Certamente, a morte de um filho é algo que nunca será esquecido, mas, para a profissional, uma forma de lidar com esta perda é “ressignificar isso de alguma maneira”. Rafaella pontua que uma forma de tentar amenizar a dor é “encontrar algumas bandeiras ou causas, fazer com que o ocorrido com o filho não se repita, que a morte dele não tenha sido em vão. De repente, esses pais fazerem uma campanha e mobilizar o governo e instituições para que acompanhem de forma correta pessoas com problemas psicológicos”. Outro ponto pode ser a busca por grupos de pais que passam pela mesma situação. “É importante ter com quem falar”.

Para Rafaella, nessas situações, fazer um acompanhamento psicológico é essencial e, dependendo do caso, até mesmo um acompanhamento psiquiátrico. “São momentos traumáticos que podem fazer surgir doenças psiquiátricas. É preciso ter um olhar para essas pessoas que vivem um momento de luto, observar se não estão desenvolvendo uma depressão grave. Todos vão se deprimir com uma perda dessas. Mas há uma linha tênue entre o sofrimento do luto e as pessoas que podem desenvolver uma doença. Elas passam a não comer mais, não saem mais de casa, o quarto está sempre escuro, não tomam mais banho, não olham mais para o outro filho”.

A comunicação da prefeitura de Janaúba informa que desde o fim de semana (7 e 8/10) o serviço de atendimento psicológico está disponível para os familiares dos alunos da creche Gente Inocente.

Mas há outro ponto nesta história que também será muito duro para os pais. E quando os filhos que foram atingidos pelas chamas retornarem para a casa? E aqueles que ficarem desfigurados?

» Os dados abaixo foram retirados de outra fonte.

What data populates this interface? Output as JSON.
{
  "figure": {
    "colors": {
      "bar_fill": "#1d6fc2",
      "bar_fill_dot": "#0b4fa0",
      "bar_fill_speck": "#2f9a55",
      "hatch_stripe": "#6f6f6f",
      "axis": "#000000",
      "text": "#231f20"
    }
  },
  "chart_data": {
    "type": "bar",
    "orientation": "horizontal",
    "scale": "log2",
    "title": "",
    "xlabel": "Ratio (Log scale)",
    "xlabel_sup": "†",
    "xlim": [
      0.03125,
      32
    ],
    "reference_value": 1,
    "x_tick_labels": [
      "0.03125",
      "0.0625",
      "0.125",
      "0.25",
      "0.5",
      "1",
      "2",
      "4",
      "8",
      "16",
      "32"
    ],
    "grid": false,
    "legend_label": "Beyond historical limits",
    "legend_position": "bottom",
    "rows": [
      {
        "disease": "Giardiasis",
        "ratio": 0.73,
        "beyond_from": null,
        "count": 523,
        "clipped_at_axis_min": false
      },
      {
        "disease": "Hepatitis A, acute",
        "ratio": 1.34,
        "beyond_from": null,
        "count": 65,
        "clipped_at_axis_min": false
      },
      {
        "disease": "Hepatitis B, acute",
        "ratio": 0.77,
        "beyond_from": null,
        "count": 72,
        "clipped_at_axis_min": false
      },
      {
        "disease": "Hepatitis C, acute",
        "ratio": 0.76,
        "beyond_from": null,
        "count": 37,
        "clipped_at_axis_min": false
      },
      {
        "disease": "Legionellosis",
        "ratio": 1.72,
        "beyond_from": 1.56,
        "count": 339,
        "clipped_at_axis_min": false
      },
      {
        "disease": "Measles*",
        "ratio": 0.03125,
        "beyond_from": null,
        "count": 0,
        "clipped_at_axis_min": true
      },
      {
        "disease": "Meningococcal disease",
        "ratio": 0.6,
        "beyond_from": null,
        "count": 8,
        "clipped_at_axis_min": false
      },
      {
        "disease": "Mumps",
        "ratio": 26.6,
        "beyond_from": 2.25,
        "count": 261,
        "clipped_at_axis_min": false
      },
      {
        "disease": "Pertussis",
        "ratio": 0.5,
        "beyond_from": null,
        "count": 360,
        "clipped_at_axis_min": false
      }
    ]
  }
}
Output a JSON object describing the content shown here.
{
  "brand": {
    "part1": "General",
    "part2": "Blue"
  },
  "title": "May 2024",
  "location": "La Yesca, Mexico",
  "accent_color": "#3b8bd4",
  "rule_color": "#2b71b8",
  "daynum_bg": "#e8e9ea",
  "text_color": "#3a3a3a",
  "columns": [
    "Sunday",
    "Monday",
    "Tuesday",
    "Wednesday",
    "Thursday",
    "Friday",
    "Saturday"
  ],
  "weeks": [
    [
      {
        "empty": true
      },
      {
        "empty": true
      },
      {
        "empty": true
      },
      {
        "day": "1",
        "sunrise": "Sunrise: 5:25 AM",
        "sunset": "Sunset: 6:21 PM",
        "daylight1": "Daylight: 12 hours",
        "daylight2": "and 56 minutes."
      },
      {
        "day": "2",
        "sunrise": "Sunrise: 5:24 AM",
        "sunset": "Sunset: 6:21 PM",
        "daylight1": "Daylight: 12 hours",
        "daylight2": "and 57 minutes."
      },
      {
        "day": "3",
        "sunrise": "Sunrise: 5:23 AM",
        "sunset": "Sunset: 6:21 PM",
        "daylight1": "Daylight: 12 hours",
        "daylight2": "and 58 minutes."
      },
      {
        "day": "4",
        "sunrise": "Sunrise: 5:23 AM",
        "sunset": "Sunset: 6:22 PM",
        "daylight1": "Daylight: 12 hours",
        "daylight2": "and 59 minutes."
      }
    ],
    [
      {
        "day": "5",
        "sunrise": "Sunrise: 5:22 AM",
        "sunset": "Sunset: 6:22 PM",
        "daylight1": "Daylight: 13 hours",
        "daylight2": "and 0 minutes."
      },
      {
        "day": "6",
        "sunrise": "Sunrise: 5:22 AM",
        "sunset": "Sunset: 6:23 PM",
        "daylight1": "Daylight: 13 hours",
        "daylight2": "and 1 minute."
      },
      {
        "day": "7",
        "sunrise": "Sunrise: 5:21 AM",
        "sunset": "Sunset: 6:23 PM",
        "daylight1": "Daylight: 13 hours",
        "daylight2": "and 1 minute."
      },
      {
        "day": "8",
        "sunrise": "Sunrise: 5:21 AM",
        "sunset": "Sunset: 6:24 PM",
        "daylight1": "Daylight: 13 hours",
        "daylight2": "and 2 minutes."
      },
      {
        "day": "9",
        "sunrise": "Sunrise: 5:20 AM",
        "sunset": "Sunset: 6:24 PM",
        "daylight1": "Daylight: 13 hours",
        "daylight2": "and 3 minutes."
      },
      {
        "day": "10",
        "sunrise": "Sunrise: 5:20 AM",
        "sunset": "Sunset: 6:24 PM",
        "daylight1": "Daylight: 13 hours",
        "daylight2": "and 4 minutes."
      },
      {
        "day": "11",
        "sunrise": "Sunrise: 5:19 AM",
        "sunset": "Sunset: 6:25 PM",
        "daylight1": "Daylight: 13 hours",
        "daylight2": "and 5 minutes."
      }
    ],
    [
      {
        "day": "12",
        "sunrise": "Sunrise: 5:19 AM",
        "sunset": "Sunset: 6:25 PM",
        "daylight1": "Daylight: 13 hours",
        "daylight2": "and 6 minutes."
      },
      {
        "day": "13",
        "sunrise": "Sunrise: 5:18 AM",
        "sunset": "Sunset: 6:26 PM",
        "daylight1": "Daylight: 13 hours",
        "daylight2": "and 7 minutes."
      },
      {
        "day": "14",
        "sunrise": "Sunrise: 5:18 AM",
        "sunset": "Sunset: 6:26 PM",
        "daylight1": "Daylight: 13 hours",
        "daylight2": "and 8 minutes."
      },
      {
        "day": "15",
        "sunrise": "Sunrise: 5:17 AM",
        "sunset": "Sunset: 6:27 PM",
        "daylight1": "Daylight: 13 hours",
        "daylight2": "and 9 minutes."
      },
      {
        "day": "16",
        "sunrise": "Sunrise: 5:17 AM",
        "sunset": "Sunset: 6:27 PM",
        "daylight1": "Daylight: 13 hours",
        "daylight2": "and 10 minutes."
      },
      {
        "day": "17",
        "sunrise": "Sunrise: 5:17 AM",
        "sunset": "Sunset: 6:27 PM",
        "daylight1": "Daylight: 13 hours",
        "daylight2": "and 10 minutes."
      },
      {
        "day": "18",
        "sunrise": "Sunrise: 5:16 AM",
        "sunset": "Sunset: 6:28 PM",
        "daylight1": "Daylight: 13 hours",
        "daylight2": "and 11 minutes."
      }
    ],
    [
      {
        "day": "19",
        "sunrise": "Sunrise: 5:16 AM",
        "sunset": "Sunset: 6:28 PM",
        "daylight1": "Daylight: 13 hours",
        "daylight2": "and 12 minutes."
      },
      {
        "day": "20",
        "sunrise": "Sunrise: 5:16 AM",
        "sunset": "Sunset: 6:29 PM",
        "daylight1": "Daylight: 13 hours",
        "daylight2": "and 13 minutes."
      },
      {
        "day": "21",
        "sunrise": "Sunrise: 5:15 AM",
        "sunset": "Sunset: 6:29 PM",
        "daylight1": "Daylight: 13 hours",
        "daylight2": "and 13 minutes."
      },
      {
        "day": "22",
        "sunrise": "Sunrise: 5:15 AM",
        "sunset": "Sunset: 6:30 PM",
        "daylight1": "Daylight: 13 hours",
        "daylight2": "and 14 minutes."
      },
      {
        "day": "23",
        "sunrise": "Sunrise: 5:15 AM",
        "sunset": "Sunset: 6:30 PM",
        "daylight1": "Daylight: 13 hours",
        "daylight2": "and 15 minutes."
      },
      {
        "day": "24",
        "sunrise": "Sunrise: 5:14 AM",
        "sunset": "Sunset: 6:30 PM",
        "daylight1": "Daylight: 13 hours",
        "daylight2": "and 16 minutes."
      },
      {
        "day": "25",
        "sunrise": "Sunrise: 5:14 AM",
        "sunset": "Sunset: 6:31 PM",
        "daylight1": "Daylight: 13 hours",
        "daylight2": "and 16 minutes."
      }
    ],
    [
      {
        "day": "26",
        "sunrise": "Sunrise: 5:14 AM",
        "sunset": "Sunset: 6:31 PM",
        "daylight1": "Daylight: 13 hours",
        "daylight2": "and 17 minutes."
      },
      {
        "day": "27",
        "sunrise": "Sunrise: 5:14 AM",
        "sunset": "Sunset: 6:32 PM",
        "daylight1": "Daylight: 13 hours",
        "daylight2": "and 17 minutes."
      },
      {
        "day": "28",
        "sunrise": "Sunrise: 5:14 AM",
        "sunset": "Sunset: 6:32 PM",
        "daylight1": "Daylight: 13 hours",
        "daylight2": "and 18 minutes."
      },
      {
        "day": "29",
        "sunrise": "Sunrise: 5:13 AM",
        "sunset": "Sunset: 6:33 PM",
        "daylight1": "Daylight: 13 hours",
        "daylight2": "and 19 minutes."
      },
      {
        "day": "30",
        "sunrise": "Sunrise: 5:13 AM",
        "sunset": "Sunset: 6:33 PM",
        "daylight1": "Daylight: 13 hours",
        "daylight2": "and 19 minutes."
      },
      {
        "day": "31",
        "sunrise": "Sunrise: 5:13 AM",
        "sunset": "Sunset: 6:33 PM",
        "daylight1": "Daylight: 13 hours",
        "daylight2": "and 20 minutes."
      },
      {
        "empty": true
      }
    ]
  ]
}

Para a psicóloga e psicopedagoga, será um momento de os pais desenvolverem um novo olhar sobre os filhos. “Ele não tem mais o rosto que tinha, a mobilidade que tinha, os pais terão de aprender a lidar com isso. Como as crianças são muito pequenas, o que vai ditar a imagem é o próprio olhar dos pais sobre elas. Os pais terão de perder preconceitos e preparar os filhos para encarar uma sociedade julgadora. Construir a autoestima dessa criança, enaltecer outras qualidades – que não são os olhos bonitos, o cabelo. Fortalecer, por exemplo, sua personalidade. Se você tem uma autoestima bem construída você vai sofrer em alguns momentos, mas será mais fácil passar pelas rejeições. É importante não tratar a criança como coitada e sempre enaltecer as coisas positivas”.

Até o fechamento dessa matéria, 11 pessoas já haviam morrido em decorrência do incêndio na creche. Nove crianças, o vigia Damião Soares dos Santos, que fez o ataque, e uma professora.